As modificações das histonas regulam a expressão genética modulando a acessibilidade espacial ao genoma de várias proteínas que estão envolvidas nas etapas do processo de transcrição - muitas vezes referidas como maquinaria de transcrição. No entanto, a modificação das histonas não é o único mecanismo que afecta a regulação genética: de facto, uma variedade de proteínas desempenha papéis significativos para este objectivo, estando envolvidas nas várias etapas do processo de transcrição.

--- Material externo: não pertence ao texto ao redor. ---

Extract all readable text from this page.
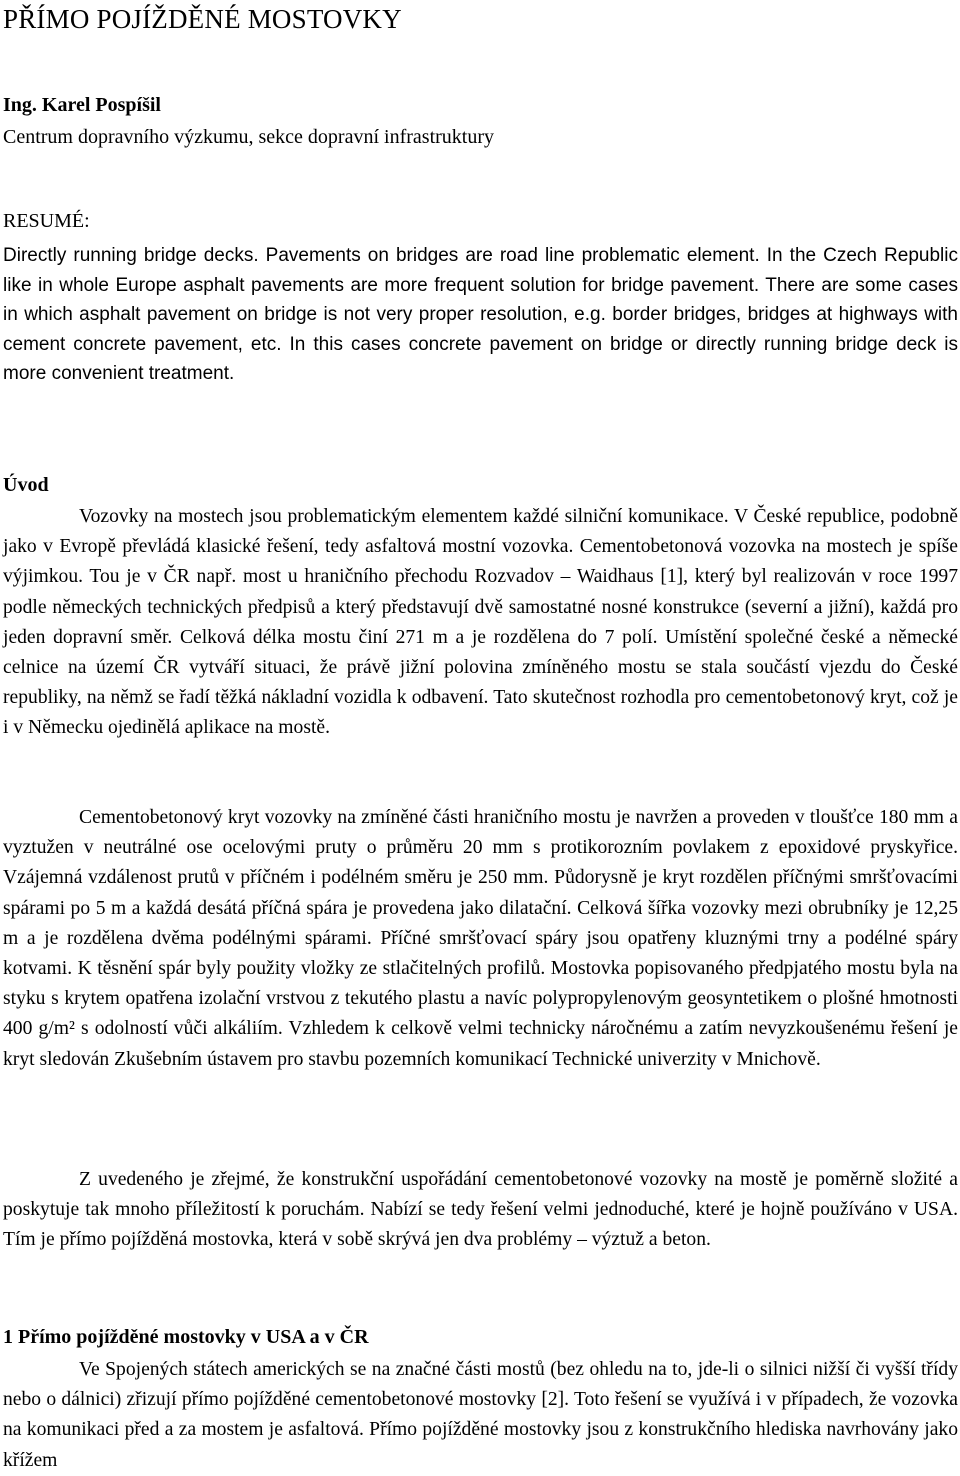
PŘÍMO POJÍŽDĚNÉ MOSTOVKY
Ing. Karel Pospíšil
Centrum dopravního výzkumu, sekce dopravní infrastruktury
RESUMÉ:

Directly running bridge decks. Pavements on bridges are road line problematic element. In the Czech Republic like in whole Europe asphalt pavements are more frequent solution for bridge pavement. There are some cases in which asphalt pavement on bridge is not very proper resolution, e.g. border bridges, bridges at highways with cement concrete pavement, etc. In this cases concrete pavement on bridge or directly running bridge deck is more convenient treatment.

Úvod

Vozovky na mostech jsou problematickým elementem každé silniční komunikace. V České republice, podobně jako v Evropě převládá klasické řešení, tedy asfaltová mostní vozovka. Cementobetonová vozovka na mostech je spíše výjimkou. Tou je v ČR např. most u hraničního přechodu Rozvadov – Waidhaus [1], který byl realizován v roce 1997 podle německých technických předpisů a který představují dvě samostatné nosné konstrukce (severní a jižní), každá pro jeden dopravní směr. Celková délka mostu činí 271 m a je rozdělena do 7 polí. Umístění společné české a německé celnice na území ČR vytváří situaci, že právě jižní polovina zmíněného mostu se stala součástí vjezdu do České republiky, na němž se řadí těžká nákladní vozidla k odbavení. Tato skutečnost rozhodla pro cementobetonový kryt, což je i v Německu ojedinělá aplikace na mostě.

Cementobetonový kryt vozovky na zmíněné části hraničního mostu je navržen a proveden v tloušťce 180 mm a vyztužen v neutrálné ose ocelovými pruty o průměru 20 mm s protikorozním povlakem z epoxidové pryskyřice. Vzájemná vzdálenost prutů v příčném i podélném směru je 250 mm. Půdorysně je kryt rozdělen příčnými smršťovacími spárami po 5 m a každá desátá příčná spára je provedena jako dilatační. Celková šířka vozovky mezi obrubníky je 12,25 m a je rozdělena dvěma podélnými spárami. Příčné smršťovací spáry jsou opatřeny kluznými trny a podélné spáry kotvami. K těsnění spár byly použity vložky ze stlačitelných profilů. Mostovka popisovaného předpjatého mostu byla na styku s krytem opatřena izolační vrstvou z tekutého plastu a navíc polypropylenovým geosyntetikem o plošné hmotnosti 400 g/m² s odolností vůči alkáliím. Vzhledem k celkově velmi technicky náročnému a zatím nevyzkoušenému řešení je kryt sledován Zkušebním ústavem pro stavbu pozemních komunikací Technické univerzity v Mnichově.

Z uvedeného je zřejmé, že konstrukční uspořádání cementobetonové vozovky na mostě je poměrně složité a poskytuje tak mnoho příležitostí k poruchám. Nabízí se tedy řešení velmi jednoduché, které je hojně používáno v USA. Tím je přímo pojížděná mostovka, která v sobě skrývá jen dva problémy – výztuž a beton.

1 Přímo pojížděné mostovky v USA a v ČR

Ve Spojených státech amerických se na značné části mostů (bez ohledu na to, jde-li o silnici nižší či vyšší třídy nebo o dálnici) zřizují přímo pojížděné cementobetonové mostovky [2]. Toto řešení se využívá i v případech, že vozovka na komunikaci před a za mostem je asfaltová. Přímo pojížděné mostovky jsou z konstrukčního hlediska navrhovány jako křížem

Um dos fatores celulares implicados na regulação gênica é a proteína DEK, também envolvida em diversos mecanismos oncogênicos14,15. A superexpressão da proteína DEK está consistentemente associada ao aumento da proliferação celular, progressão tumoral, mau prognóstico dos pacientes e, consequentemente, estágio avançado do câncer. Além disso, este fator nuclear onipresente liga-se a muitos genes altamente expressos e comumente expressos e está envolvido na regulação gênica em células de câncer de mama17. Dentro deste contexto, é de grande interesse investigar mais a fundo as interações da DEK com a estrutura aberta da cromatina. Para isso, escolhemos a microscopia de fluorescência confocal multicolorida, uma das ferramentas mais poderosas e versáteis para estudar a codistribuição espacial de proteínas nucleares. Para aumentar o conteúdo de informação recuperado pelos dados brutos de imagem, aproveitamos a análise de espectroscopia de correlação cruzada de imagens baseada em pixels (ICCS), recentemente aplicada em um contexto semelhante . Graças à abordagem ICCS, é possível caracterizar a colocalização de DEK com marcadores de cromatina, obtendo assim uma medição indireta de suas interações funcionais. Para poder validar essas interações potenciais, muitas vezes é benéfico complementar o ensaio de colocalização de imagens com técnicas in situ - por exemplo, transferência de energia de ressonância de Förster (FRET) ou co-imunoprecipitação in vitro. Em nosso estudo, combinamos a análise ICCS com o Proximity Ligation Assay (PLA), uma solução promissora para visualizar a proximidade em escala nanométrica entre dois fatores rotulados . Na verdade, este método aproveita a imunocoloração indireta e um ensaio subsequente envolvendo enzimas para revelar as interações de proteínas endógenas separadas por menos de 40 nm23.